Here's some tips for if, for whatever reason, you ever have the urge to go out with me. (However unlikely that may be.)
1. If you're not willing to schedule dates around my neb treatments, eff off.
2. If you start sighing and checking your watch while you're waiting for me to finish a neb treatment, eff off.
3. If our first date is at an arcade/mini golf place/laser tag place, I am instantly thinking about kissing you.
4. If you think I'm gonna show up with makeup and a dress, nuh-uh. The best I'll do is Chapstick and a nice shirt.
5. I don't drink. Or smoke.
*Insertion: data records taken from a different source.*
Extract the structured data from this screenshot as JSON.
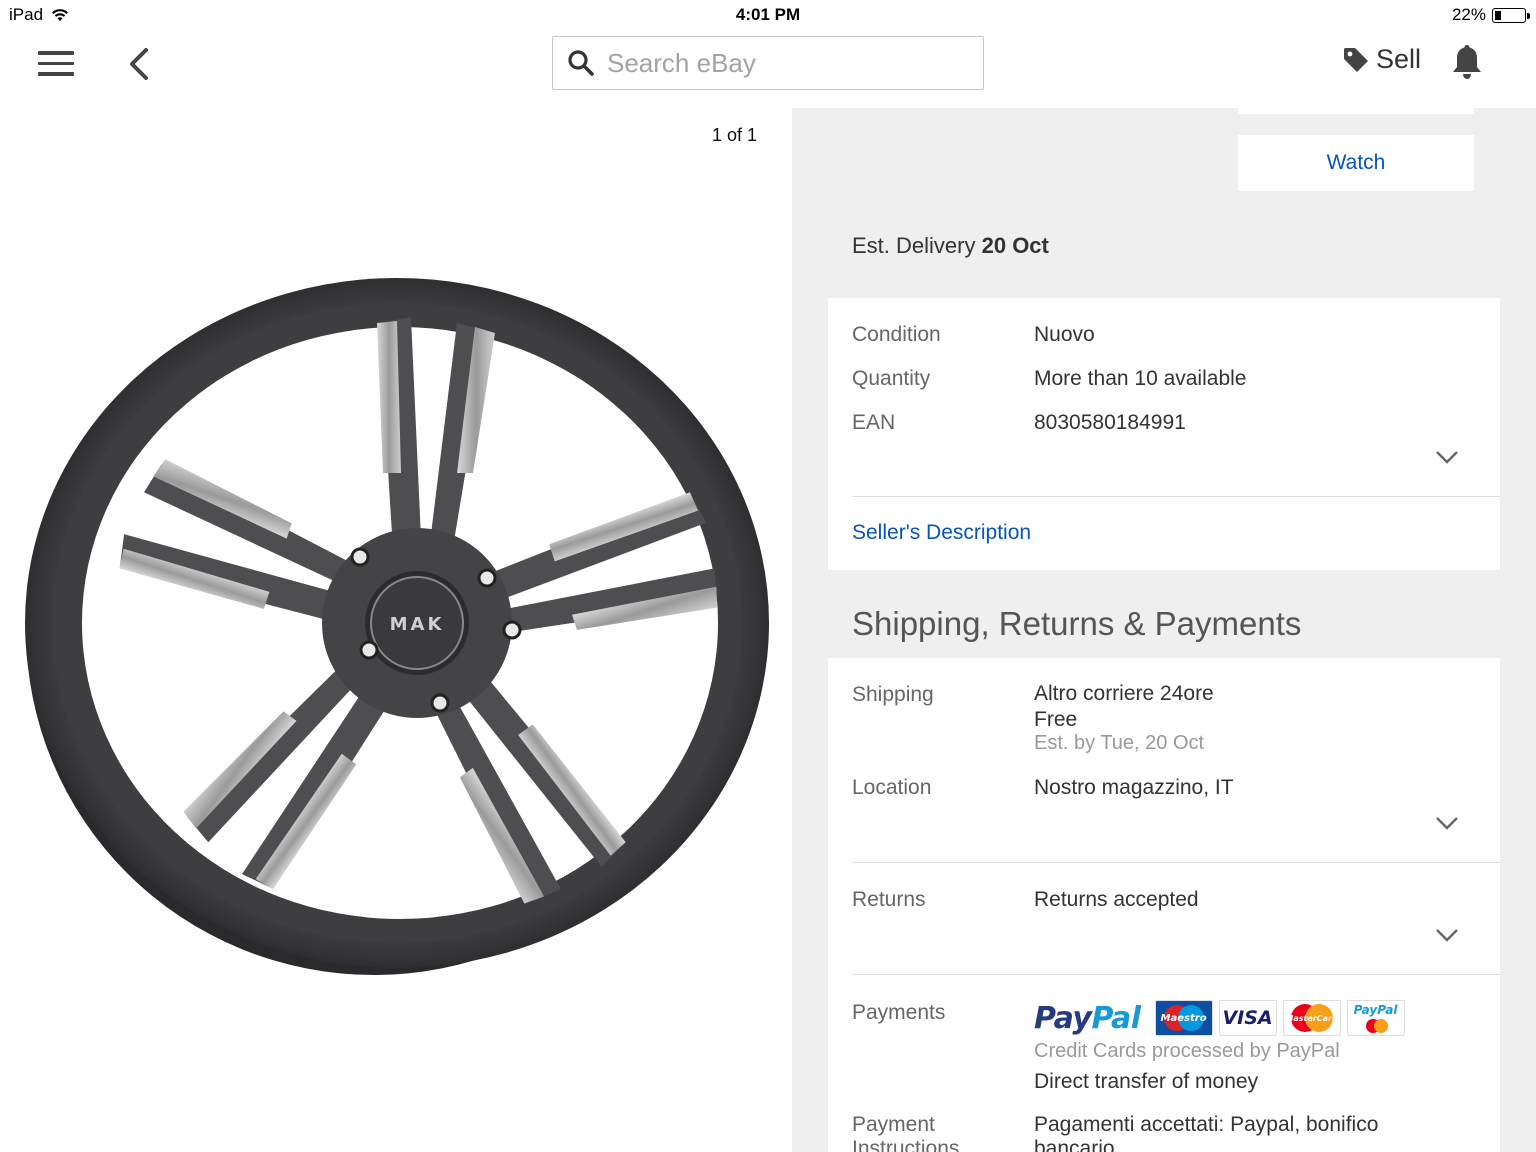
{
  "status_bar": {
    "device": "iPad",
    "time": "4:01 PM",
    "battery_percent": "22%",
    "battery_level": 0.22
  },
  "nav": {
    "search_placeholder": "Search eBay",
    "sell_label": "Sell"
  },
  "gallery": {
    "counter": "1 of 1",
    "wheel_cap_text": "MAK"
  },
  "actions": {
    "watch_label": "Watch"
  },
  "delivery": {
    "label": "Est. Delivery",
    "date": "20 Oct"
  },
  "item_specifics": {
    "rows": [
      {
        "label": "Condition",
        "value": "Nuovo"
      },
      {
        "label": "Quantity",
        "value": "More than 10 available"
      },
      {
        "label": "EAN",
        "value": "8030580184991"
      }
    ],
    "seller_description_link": "Seller's Description"
  },
  "shipping_section": {
    "title": "Shipping, Returns & Payments",
    "shipping": {
      "label": "Shipping",
      "carrier": "Altro corriere 24ore",
      "cost": "Free",
      "estimate": "Est. by Tue, 20 Oct"
    },
    "location": {
      "label": "Location",
      "value": "Nostro magazzino, IT"
    },
    "returns": {
      "label": "Returns",
      "value": "Returns accepted"
    },
    "payments": {
      "label": "Payments",
      "paypal_text_1": "Pay",
      "paypal_text_2": "Pal",
      "card_logos": [
        "Maestro",
        "VISA",
        "MasterCard",
        "PayPal"
      ],
      "credit_cards_note": "Credit Cards processed by PayPal",
      "other_method": "Direct transfer of money"
    },
    "payment_instructions": {
      "label_line1": "Payment",
      "label_line2": "Instructions",
      "value_line1": "Pagamenti accettati: Paypal, bonifico",
      "value_line2": "bancario"
    }
  },
  "colors": {
    "link_blue": "#0654ba",
    "pane_gray": "#efefef",
    "label_gray": "#666666",
    "paypal_dark": "#253b80",
    "paypal_light": "#179bd7"
  }
}
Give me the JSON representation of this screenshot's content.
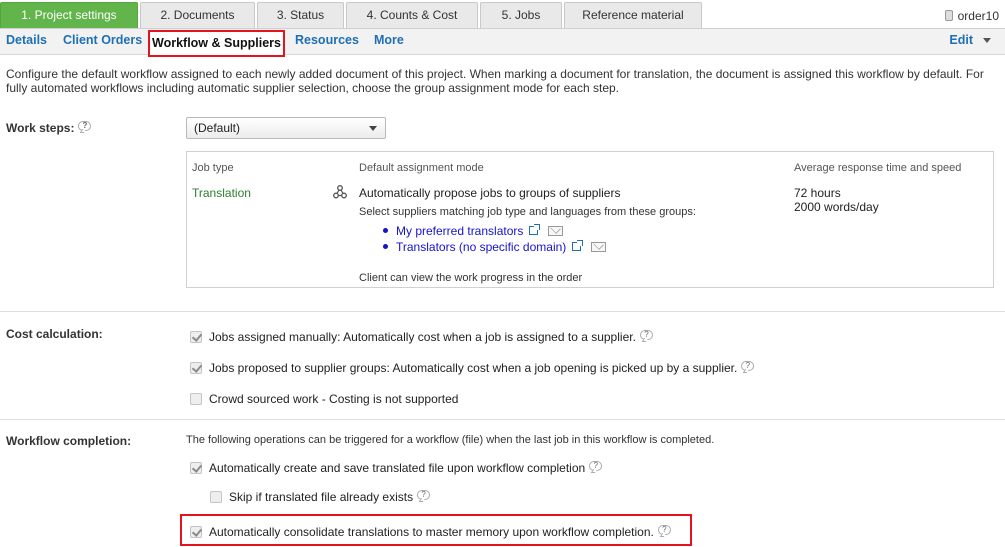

If you smoke(although I'd prefer you not), for God's sake, don't do it around me.
6. If you think I'm going to make out with you on the first date, eff off.
7. If you EVER(and I mean EVER)diss me, any of my friends or family, or a game I really like(*coughcough*Minecraft*coughcough*), we're done.
8. I do consider sitting at home watching a movie or playing video games a date. (And yes, I DO like games like COD or Halo.)
9. Please don't be offended if the first thing I do when we go to your house is ask for the wifi password. It's a sign of respect, I swear.
10. If I say 'Shut up,' and you say 'Make me,' there is a good chance I'll kiss you. (On the other hand, if you say 'Shut up' and I say 'Make me,' that is definitely an invitation to kiss me.)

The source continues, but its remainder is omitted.